Legacy systems left behind
A more resilient supply chain is built on three things – greater visibility, connectivity and intelligence. Technology will be vital in helping companies to incorporate these factors as they remap their supply chains.
“There is a recognition that in order to get to the next level, the ERP system is not enough,” Kinder says. “The valuable data that your supply chain depends on is not actually in your system at all. It’s in the systems of customers, suppliers, third-party providers and financers. The way you orchestrate a supply chain network is through data transparency and data interchange between you and your trading partners.

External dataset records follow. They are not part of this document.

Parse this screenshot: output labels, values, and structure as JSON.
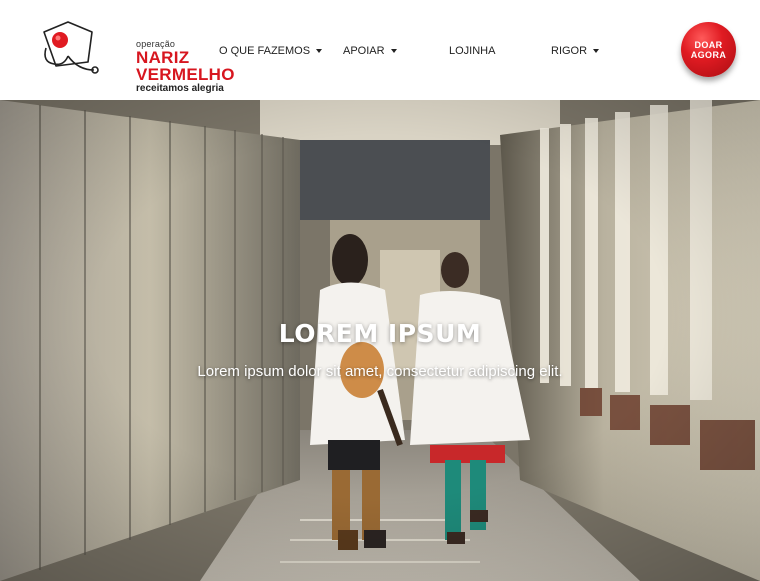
{
  "logo": {
    "pre": "operação",
    "line1": "NARIZ",
    "line2": "VERMELHO",
    "tagline": "receitamos alegria"
  },
  "nav": {
    "items": [
      {
        "label": "O QUE FAZEMOS",
        "dropdown": true
      },
      {
        "label": "APOIAR",
        "dropdown": true
      },
      {
        "label": "LOJINHA",
        "dropdown": false
      },
      {
        "label": "RIGOR",
        "dropdown": true
      }
    ]
  },
  "donate": {
    "line1": "DOAR",
    "line2": "AGORA"
  },
  "hero": {
    "title": "LOREM IPSUM",
    "subtitle": "Lorem ipsum dolor sit amet, consectetur adipiscing elit."
  },
  "colors": {
    "brand_red": "#d7161f",
    "text_dark": "#222222",
    "white": "#ffffff"
  },
  "icons": {
    "dropdown": "caret-down-icon",
    "logo": "red-nose-stethoscope-logo"
  }
}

“That’s something legacy systems were not designed for,” he adds. “When we talk about smart manufacturing, what we talk about is connectivity. Many of our customers find that their existing systems just don’t allow their business to change and grow. They’ve outgrown the system and need to move faster.”

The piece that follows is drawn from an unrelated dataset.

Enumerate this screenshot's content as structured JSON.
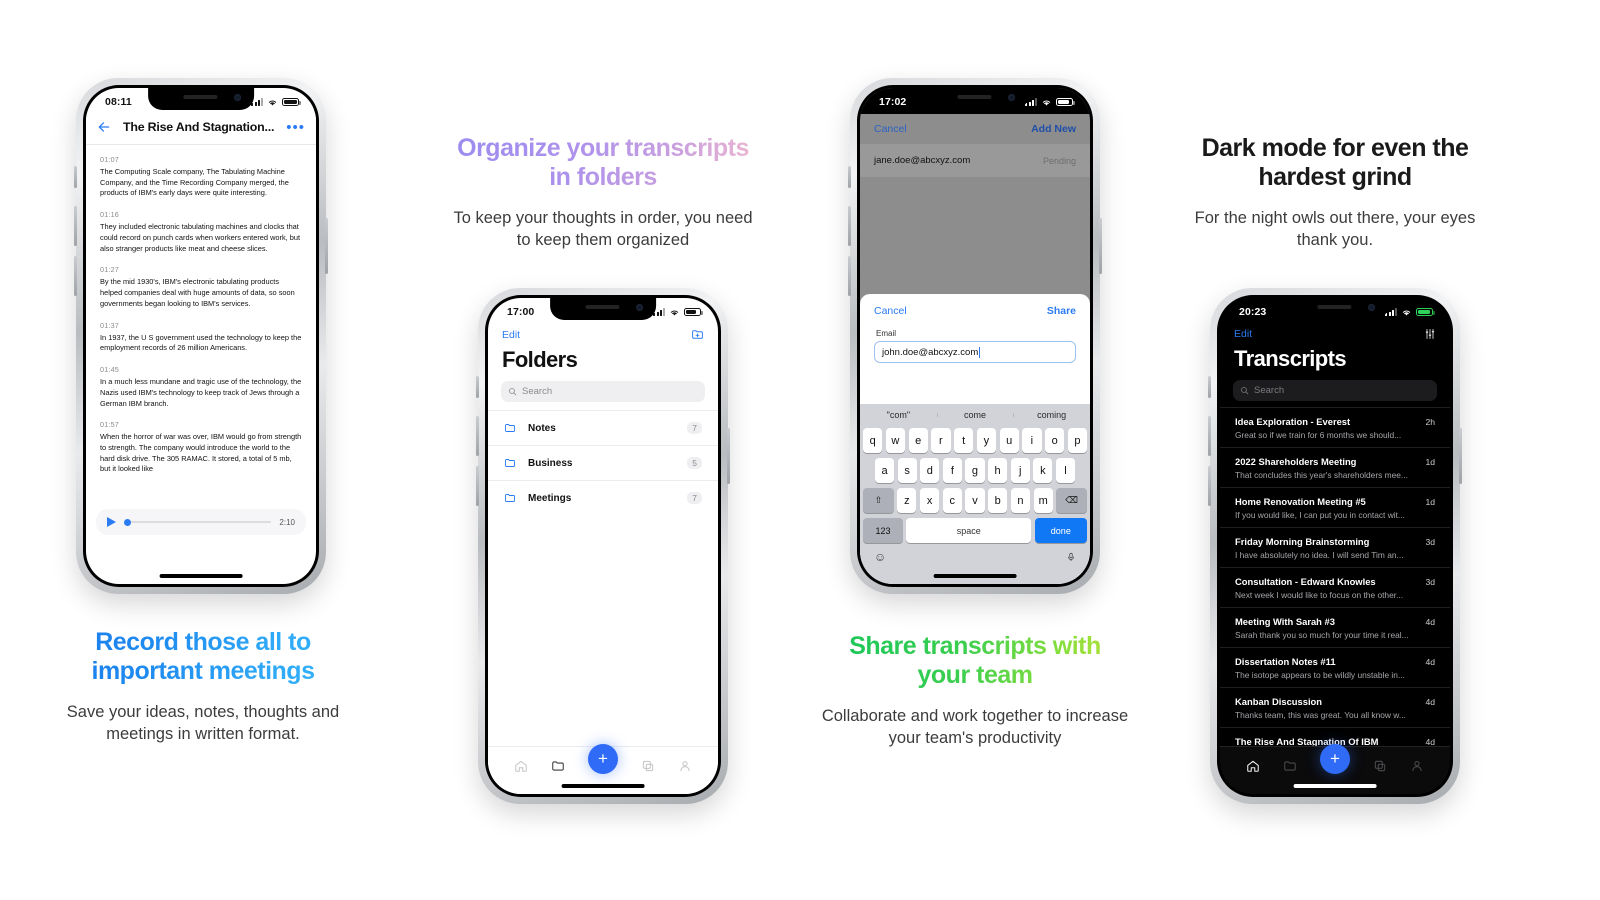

Effective monitoring of supply chains, regardless of geography, has become increasingly important and is a key factor in building resilience. A lack of visibility up and down the supply
chain is a major challenge, so manufacturers are recognising the importance of digital technologies in the monitoring processes. The key advantage of investment in supply chain management is a faster response, and 34% of respondents emphasised the need to adapt to change quickly.
“It’s not all about technology”, Kinder acknowledges. “Companies are re-establishing what their supply chain sourcing strategy should be. Everybody wants quality and on-time delivery, but if you favour rapid response, then you need your supply base to be close to home.”
The Make UK survey found, for example, that 42% of manufacturers have increased the proportion of suppliers based in Great Britain, with further reshoring in the pipeline for more than 40% of respondents, driven by a desire for predictability, certainty, and resilience.
Many companies have also increased the number of suppliers they use in order to mitigate the risks of relying on a smaller supply pool. One in five businesses said they now have between 51 and 100 suppliers in their supply chain, while a further 15% say they have between 101 and 200.
Calling on the cloud
One big change shown in the survey is that the appetite for cloud technologies is growing.
“Several years ago, when we introduced Software as a Service (SaaS) for enterprise applications, people were afraid of going to the cloud because they had concerns over security,” Kinder says. “Now, it’s changed and security has become a positive reason why companies adopt SaaS. Millions of dollars are spent by hyperscalers like AWS and others to keep their systems secure. This level of investment in security cannot be matched by any individual manufacturer.”
Infor specialises in developing business cloud software solutions and industrial manufacturing is among its key markets. Its cloud-based industry suites leverage data science, rely on major cloud service providers, and integrate easily into existing systems.
“Visibility, connectivity and intelligence are the three things we can deliver with a cloud-based commerce network and the cloud approach to software that we have developed,” says Infor‘s Kinder.
“Only one in five respondents to the survey have a digital supply chain tracking platform, which was a surprising statistic. Yet 90% said they expect supply chain pressure to continue through the rest of the year.”
“Manufacturers recognise, when they take a deep inward breath, that they need to modernise,” Kinder says. “UK manufacturers are operating in a high-cost environment, so they compete on their pace of innovation, which means embracing new technologies to accelerate product and process innovation.”